Great story-songs can be the best kind of songs. (Photo: bombardier, Flickr)

I love a good sad story. And if you somehow combine elements of bittersweet, regret and death, I’m even more likely to get drawn in. 

Country music songwriters are skilled at taking us through an entire lifetime in about three and a half minutes. It’s not always an enjoyable experience, as in the incredibly sad “Tell Me I Was Dreaming” by Travis Tritt, but sometimes, you hear a song that has the perfect mix of story and hook. Great examples include “She’s in Love With the Boy” by Trisha Yearwood, and both “Fancy” and “Is There Life Out There?” by Reba McEntire.

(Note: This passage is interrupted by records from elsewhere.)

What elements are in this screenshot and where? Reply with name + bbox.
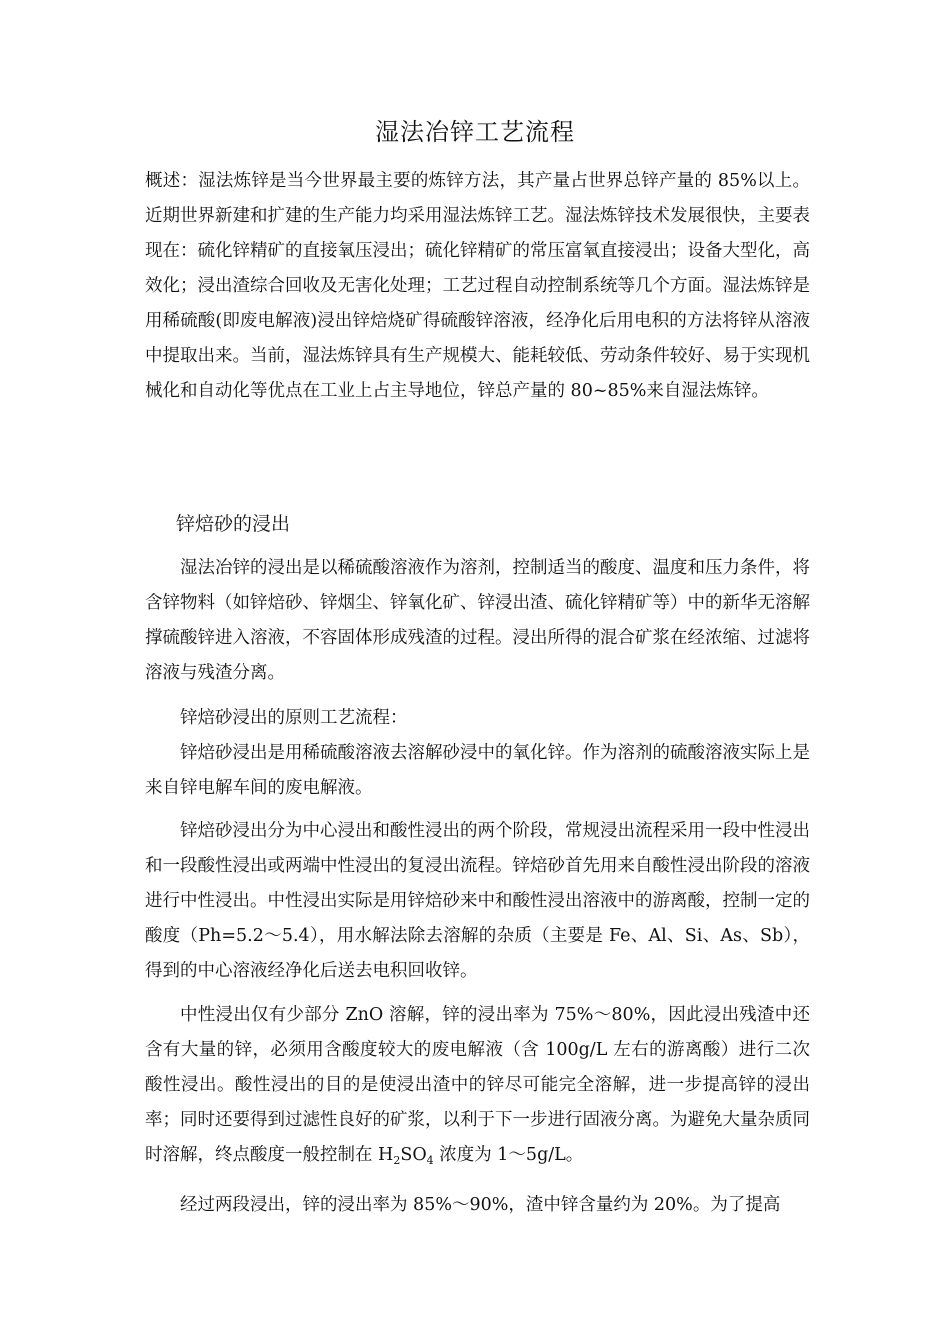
subscript-2: 2: [393, 1154, 401, 1167]
subscript-4: 4: [426, 1154, 434, 1167]
paragraph-5-end: 浓度为 1～5g/L。: [433, 1145, 584, 1165]
section-heading: 锌焙砂的浸出: [176, 513, 291, 535]
paragraph-4: 锌焙砂浸出分为中心浸出和酸性浸出的两个阶段，常规浸出流程采用一段中性浸出和一段酸性浸出或两端中性浸出的复浸出流程。锌焙砂首先用来自酸性浸出阶段的溶液进行中性浸出。中性浸出实际是用锌焙砂来中和酸性浸出溶液中的游离酸，控制一定的酸度（Ph=5.2～5.4），用水解法除去溶解的杂质（主要是 Fe、Al、Si、As、Sb），得到的中心溶液经净化后送去电积回收锌。: [145, 821, 810, 981]
paragraph-5: [145, 998, 810, 1173]
paragraph-1: 湿法冶锌的浸出是以稀硫酸溶液作为溶剂，控制适当的酸度、温度和压力条件，将含锌物料（如锌焙砂、锌烟尘、锌氧化矿、锌浸出渣、硫化锌精矿等）中的新华无溶解撑硫酸锌进入溶液，不容固体形成残渣的过程。浸出所得的混合矿浆在经浓缩、过滤将溶液与残渣分离。: [145, 558, 810, 683]
paragraph-6: 经过两段浸出，锌的浸出率为 85%～90%，渣中锌含量约为 20%。为了提高: [180, 1195, 781, 1215]
paragraph-5-text: 中性浸出仅有少部分 ZnO 溶解，锌的浸出率为 75%～80%，因此浸出残渣中还含有大量的锌，必须用含酸度较大的废电解液（含 100g/L 左右的游离酸）进行二次酸性浸出。酸性浸出的目的是使浸出渣中的锌尽可能完全溶解，进一步提高锌的浸出率；同时还要得到过滤性良好的矿浆，以利于下一步进行固液分离。为避免大量杂质同时溶解，终点酸度一般控制在 H: [145, 1005, 810, 1165]
paragraph-2: 锌焙砂浸出的原则工艺流程：: [180, 708, 408, 728]
overview-paragraph: 概述：湿法炼锌是当今世界最主要的炼锌方法，其产量占世界总锌产量的 85%以上。近期世界新建和扩建的生产能力均采用湿法炼锌工艺。湿法炼锌技术发展很快，主要表现在：硫化锌精矿的直接氧压浸出；硫化锌精矿的常压富氧直接浸出；设备大型化，高效化；浸出渣综合回收及无害化处理；工艺过程自动控制系统等几个方面。湿法炼锌是用稀硫酸(即废电解液)浸出锌焙烧矿得硫酸锌溶液，经净化后用电积的方法将锌从溶液中提取出来。当前，湿法炼锌具有生产规模大、能耗较低、劳动条件较好、易于实现机械化和自动化等优点在工业上占主导地位，锌总产量的 80~85%来自湿法炼锌。: [145, 171, 810, 401]
document-title: 湿法冶锌工艺流程: [375, 118, 575, 146]
paragraph-5-so: SO: [400, 1145, 427, 1165]
paragraph-3: 锌焙砂浸出是用稀硫酸溶液去溶解砂浸中的氧化锌。作为溶剂的硫酸溶液实际上是来自锌电解车间的废电解液。: [145, 743, 810, 798]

But my favorite story-songs are much more plaintive and retrospective. I want to be left devastated after the last note. 

This week, I want to introduce you to a few excellent (in my opinion) story-songs. They focus on mostly the folk genre, but each relies heavily on the narrative with minimal instrumentation. So enjoy the music, but pay close attention to the lyrics. There’s a lesson to glean from each.

What are your favorite story-songs? Let me know in the comments below.

Bill Morrissey, “Birches”
This song almost makes me cry each time I hear it. The story opens with a couple sitting together in a living room. The woman yearns for the man to let loose a little bit, enjoy a glass of wine and, as we understand, help break the monotony of the relationship. The title refers to the way birch wood burns in a fire: hot and quickly. This song is perfect, in my opinion.

Richard Thompson, “Woods of Darney” 
Darney is a densely wooded area in northeastern France. Thompson’s song is set during World War I and follows the story of a messenger who finds a photograph of a woman in a dead corporal’s pocket. Of course, he falls in love with the woman in the photograph. But is it appropriate to pursue her? Regardless, it makes for a great story-song. How about that guitar fill?

Dave Alvin, “King of California” 
It’s the classic trope of a man who heads west for the California Gold Rush. In Alvin’s song, a man is singing to his girlfriend about how he’s leaving her now-he’s got gold to find-but that he’s going to come back as the “King of California.” Spoiler alert: It doesn’t go well for him.

Josh Ritter, “Another New World”
I’ve always been fascinated by the fateful journeys to find “new worlds” on earth, especially those set in the icy north. Josh Ritter is one of my favorite contemporary songwriters. He is channeling whatever Bob Dylan channeled back in the mid-’60s, but with Ritter, you also get literate comprehension as opposed to, say, “Desolation Row.” This song tells the story of a failed exploratory journey through the icy Northwest Passage. It’s one of the most beautiful songs I’ve ever heard.

Anais Mitchell, “Shepherd” 
Anais Mitchell’s 2012 album “Young Man in America” is a songwriting clinic that has largely been forgotten since its release. Mitchell, the daughter of novelist Don Mitchell, is a storyteller first and songwriter second. Her voice is the perfect vehicle for songs about righteousness and tragedy. “Shepherd” is possibly the saddest song you’ll hear. It’s about, you guessed it, a shepherd whose wife goes into labor just as he’s about to go cut the hay (their only source of income) before a storm. She tells him to go. He hesitates but obliges. You know how this ends.

The opinions expressed in this column belong solely to the author, not Nooga.com or its employees.